Jesse Parris, a staple activist at Denver City Council meetings, was blocked from entering the Denver City and County Building on Monday, at least while he possessed a pin reading “Black Reparations Now. America Must Atone.”
“I felt very irritated. This is fascism. This is what fascism looks like,” Parris said. “For a button? Does that mean the City Council’s buttons with their names on them are okay? Police emblems? All that stuff should be banned if that’s the case.”
Buttons are, of course, allowed at the City and County Building. But in turning Parris away, he said the security guards, who work for contractors HSS, showed him a July order from four Denver judges that bans “displaying signs or materials” — but only in courtrooms and other areas belonging to the judicial branch, not in the City and County Building generally.
The guards also showed Parris a judicial order from August that restricts recording in parts of public buildings. Sheriff deputies wrongly enforced that order against activists in the city hall hallway last month.
The rule has nothing to do with buttons or outward appearances.
City hall houses all branches of government, which sprouts confusion at the entrance, said Ryan Luby, spokesman for the City Attorney’s Office. The guards will be re-trained, he said.
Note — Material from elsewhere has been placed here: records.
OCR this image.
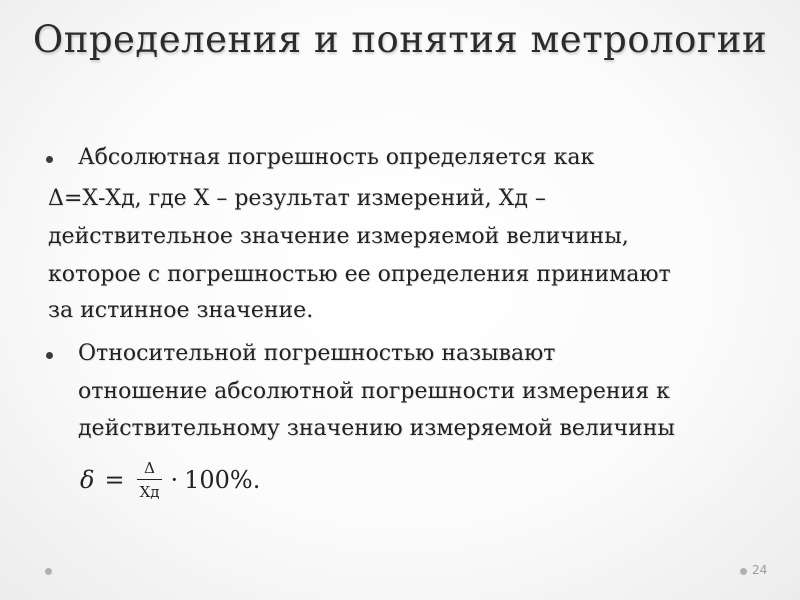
Определения и понятия метрологии
Абсолютная погрешность определяется как
Δ=Х-Хд, где Х – результат измерений, Хд –
действительное значение измеряемой величины,
которое с погрешностью ее определения принимают
за истинное значение.
Относительной погрешностью называют
отношение абсолютной погрешности измерения к
действительному значению измеряемой величины
$\delta = \frac{\Delta}{Хд} \cdot 100\%$.
24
“The City Attorney’s Office, in collaboration with the Department of General Services, continue to train the city’s contracted security personnel about what is and what is not allowed inside the City and County Building following the code of conduct order’s recent release,” Luby said in a statement. “General Services is fully investigating this incident and takes it seriously. Ongoing and additional code of conduct training will be conducted by the City Attorney’s Office and General Services for contracted security personnel. The city does not have any policy barring the public from exercising a protected form of free speech.”